Wapenschild en vlag
Het decreet van 21 december 1994 (BS april 1995) legt aan de provincies en gemeenten de verplichting op om over een eigen wapen en een eigen vlag te beschikken.
De keuze van het wapen en de vlag moet, overeenkomstig de heraldische regels, historisch verantwoord zijn en het wapen van de provincie moet bestaan uit een wapenschild, een kroon en twee schildhouders.

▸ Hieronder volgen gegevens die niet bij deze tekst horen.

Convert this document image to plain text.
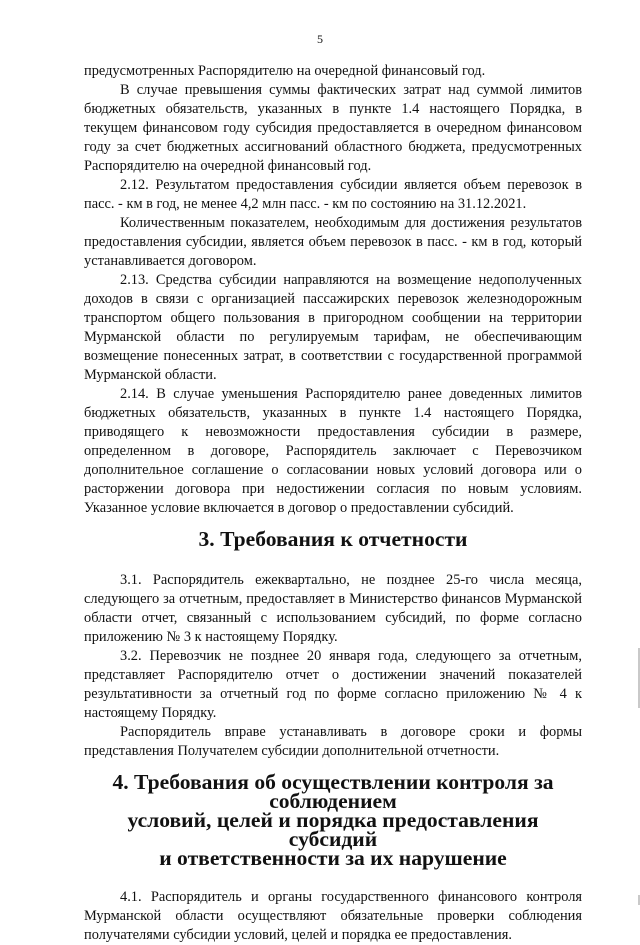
5

предусмотренных Распорядителю на очередной финансовый год.

В случае превышения суммы фактических затрат над суммой лимитов бюджетных обязательств, указанных в пункте 1.4 настоящего Порядка, в текущем финансовом году субсидия предоставляется в очередном финансовом году за счет бюджетных ассигнований областного бюджета, предусмотренных Распорядителю на очередной финансовый год.

2.12. Результатом предоставления субсидии является объем перевозок в пасс. - км в год, не менее 4,2 млн пасс. - км по состоянию на 31.12.2021.

Количественным показателем, необходимым для достижения результатов предоставления субсидии, является объем перевозок в пасс. - км в год, который устанавливается договором.

2.13. Средства субсидии направляются на возмещение недополученных доходов в связи с организацией пассажирских перевозок железнодорожным транспортом общего пользования в пригородном сообщении на территории Мурманской области по регулируемым тарифам, не обеспечивающим возмещение понесенных затрат, в соответствии с государственной программой Мурманской области.

2.14. В случае уменьшения Распорядителю ранее доведенных лимитов бюджетных обязательств, указанных в пункте 1.4 настоящего Порядка, приводящего к невозможности предоставления субсидии в размере, определенном в договоре, Распорядитель заключает с Перевозчиком дополнительное соглашение о согласовании новых условий договора или о расторжении договора при недостижении согласия по новым условиям. Указанное условие включается в договор о предоставлении субсидий.

3. Требования к отчетности

3.1. Распорядитель ежеквартально, не позднее 25-го числа месяца, следующего за отчетным, предоставляет в Министерство финансов Мурманской области отчет, связанный с использованием субсидий, по форме согласно приложению № 3 к настоящему Порядку.

3.2. Перевозчик не позднее 20 января года, следующего за отчетным, представляет Распорядителю отчет о достижении значений показателей результативности за отчетный год по форме согласно приложению № 4 к настоящему Порядку.

Распорядитель вправе устанавливать в договоре сроки и формы представления Получателем субсидии дополнительной отчетности.

4. Требования об осуществлении контроля за соблюдением
условий, целей и порядка предоставления субсидий
и ответственности за их нарушение

4.1. Распорядитель и органы государственного финансового контроля Мурманской области осуществляют обязательные проверки соблюдения получателями субсидии условий, целей и порядка ее предоставления.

In uitvoering van deze decretale bepalingen besliste de provincieraad van Limburg op 8 mei 1996 het wapen en de vlag opnieuw te bepalen.
Ontstaan in de middeleeuwen
De band tussen een land of streek en een vlag of wapenschild als symbool daarvan, dateert van de middeleeuwen toen overal graafschappen en hertogdommen ontstonden.
Het grondgebied van onze huidige provincie maakte tot aan de Franse revolutie, voor een groot gedeelte, deel uit van het graafschap Loon, dat op zijn beurt in de 14de eeuw onderdeel was geworden van het prinsbisdom Luik.
De vorsten en adellijke geslachten onderscheidden zich toen door eigen kentekens in kleur getekend op hun wapenschild. Ook de steden en vorstendommen hadden zo hun eigen kentekens.
Van praktisch nut naar versiering
Vanaf de 16de eeuw verloren deze afbeeldingen hun limitatief karakter en praktisch nut en behielden ze nog enkel hun functie als versiering.
Soevereine staten verkozen als symbool een nationale of landsvlag die gevoerd werd op oorlogsschepen, militaire inrichtingen, ambassades en consulaten. In de meeste landen bestaat nu nog, voor het gebruik van vlaggen, een uitgebreid vlaggenprotocol.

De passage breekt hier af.